Other than that, Merkel’s second term has been marked by a steadily waning conservatism in the public at large. Last winter a group of macroeconomists founded a new party, Alternative für Deutschland, for voters who refused to take that lying down. The party founders’ primary obsession was the euro bailouts. They wanted strict enforcement of the 20-year-old Maastricht treaties, which, among other things, created the euro. Germany, they said, should not have to cover the debts other countries racked up. As conservative ideologies go, this one was mild enough, simply making the principled case for the policies Germans want Merkel to carry out in practice. “Conservatism is not a forceful position in German society,” said the AfD’s lead candidate Bernd Lucke in mid-September. “Some conservatives will support us.
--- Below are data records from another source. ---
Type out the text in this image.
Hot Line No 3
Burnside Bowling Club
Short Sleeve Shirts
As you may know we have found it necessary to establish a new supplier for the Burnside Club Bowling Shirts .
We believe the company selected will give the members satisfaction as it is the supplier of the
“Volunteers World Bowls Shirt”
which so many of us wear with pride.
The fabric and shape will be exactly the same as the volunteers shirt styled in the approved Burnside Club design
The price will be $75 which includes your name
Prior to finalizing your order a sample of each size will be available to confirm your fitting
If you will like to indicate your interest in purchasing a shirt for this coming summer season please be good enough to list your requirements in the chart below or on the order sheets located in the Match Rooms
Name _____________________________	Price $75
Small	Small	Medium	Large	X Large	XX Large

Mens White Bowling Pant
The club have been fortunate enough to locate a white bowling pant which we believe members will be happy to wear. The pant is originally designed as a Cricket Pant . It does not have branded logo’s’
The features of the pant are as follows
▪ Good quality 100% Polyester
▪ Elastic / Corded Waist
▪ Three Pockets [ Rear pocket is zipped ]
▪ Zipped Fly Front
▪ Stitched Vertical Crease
But conservatism alone is not sufficient.”

Still, this kind of talk tended in the direction of calling for more national sovereignty for Germany, a subject hedged with taboos. So the AfD was tarred as a German nationalist party, a right-wing wolf in sheep’s clothing, compared even with Communist splinter groups of the 1960s. Such tut-tutting was probably unwarranted. The party members I met at a conference to celebrate the economist Friedrich Hayek did not seem nationalistic. They were more concerned with hard money than with whether the government it served was in Brussels or Berlin. One of them did describe the AfD as “the CDU without the Euro-fanaticism” of Merkel’s Europe-friendly finance minister Wolfgang Schäuble. The AfD just barely missed getting into parliament, earning a sliver less than the 5 percent threshold for representation. But it took enough votes away from Merkel’s coalition partners, the Free Democrats, to bump them from parliament altogether. The FDP lost all 93 of its seats—considerably more than the 72 seats Merkel gained.
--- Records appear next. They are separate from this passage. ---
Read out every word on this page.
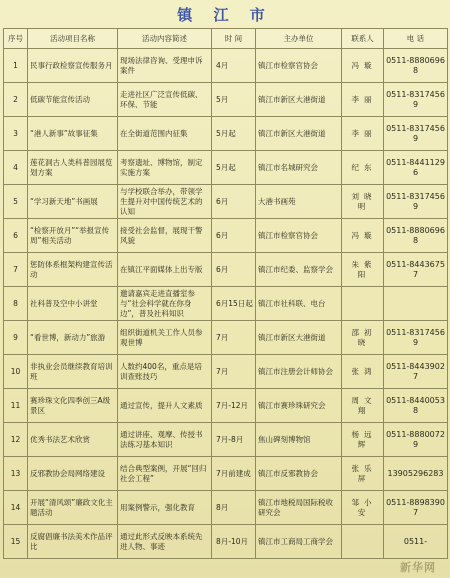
镇 江 市
序号	活动项目名称	活动内容简述	时 间	主办单位	联系人	电 话
1	民事行政检察宣传服务月	现场法律咨询、受理申诉案件	4月	镇江市检察官协会	冯璇	0511-88806968
2	低碳节能宣传活动	走进社区广泛宣传低碳、环保、节能	5月	镇江市新区大港街道	李丽	0511-83174569
3	“港人新事”故事征集	在全街道范围内征集	5月起	镇江市新区大港街道	李丽	0511-83174569
4	莲花洞古人类科普园展览划方案	考察遗址、博物馆，制定实施方案	5月起	镇江市名城研究会	纪东	0511-84411296
5	“学习新天地”书画展	与学校联合举办，带领学生提升对中国传统艺术的认知	6月	大港书画苑	刘晓明	0511-83174569
6	“检察开放月”“举报宣传周”相关活动	接受社会监督，展现干警风貌	6月	镇江市检察官协会	冯璇	0511-88806968
7	惩防体系框架构建宣传活动	在镇江平面媒体上出专版	6月	镇江市纪委、监察学会	朱紫阳	0511-84436757
8	社科普及空中小讲堂	邀请嘉宾走进直播室参与“社会科学就在你身边”，普及社科知识	6月15日起	镇江市社科联、电台		
9	“看世博，新动力”旅游	组织街道机关工作人员参观世博	7月	镇江市新区大港街道	邵初晓	0511-83174569
10	非执业会员继续教育培训班	人数约400名，重点是培训查账技巧	7月	镇江市注册会计师协会	张鸿	0511-84439027
11	赛珍珠文化四季创三A级景区	通过宣传，提升人文素质	7月-12月	镇江市赛珍珠研究会	周文翔	0511-84400538
12	优秀书法艺术欣赏	通过讲座、观摩、传授书法练习基本知识	7月-8月	焦山碑刻博物馆	杨远辉	0511-88800729
13	反邪教协会局网络建设	结合典型案例，开展“回归社会工程”	7月前建成	镇江市反邪教协会	张乐屏	13905296283
14	开展“清风颂”廉政文化主题活动	用案例警示，强化教育	8月	镇江市地税局国际税收研究会	邹小安	0511-88983907
15	反腐倡廉书法美术作品评比	通过此形式反映本系统先进人物、事迹	8月-10月	镇江市工商局工商学会		0511-
新华网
The Left that Came in from the Cold

This overwhelming victory for Merkel is a Pyrrhic one. There are now just four parties in the Bundestag. The three that are out of government—the socialists, environmentalists, and Communists—all call themselves parties of the left and form an obvious coalition-government-in-waiting. If they are not being considered as a potential government right now, it is mostly because Steinbrück promised during the campaign to rule out a pact with the Communists. This is SPD tradition, but it is far from clear that Steinbrück represents his party’s most advanced thinking on the matter. Steinbrück is a member of the Schröder-era left, the “Third Way” people who traveled to London to get tips from Tony Blair, the welfare-state reformers, the courters of businessmen and bankers. He was a Social Democrat of a very conservative kind, conservative enough to serve as finance minister during Merkel’s first term. It was a common complaint on the left that Steinbrück was a mismatch with his own party’s program.

He will be replaced at the top of the SPD by thinkers who are more amenable to looking left than looking right—like party chairman Sigmar Gabriel, perhaps—and who are more inclined towards a pact with the Communist Left. Like the United States after 2004, when a shaky-looking executive won a victory that was never as solid as it seemed, Germany may be sailing out of the calm before a big ideological storm.

Christopher Caldwell is a senior editor at The Weekly Standard.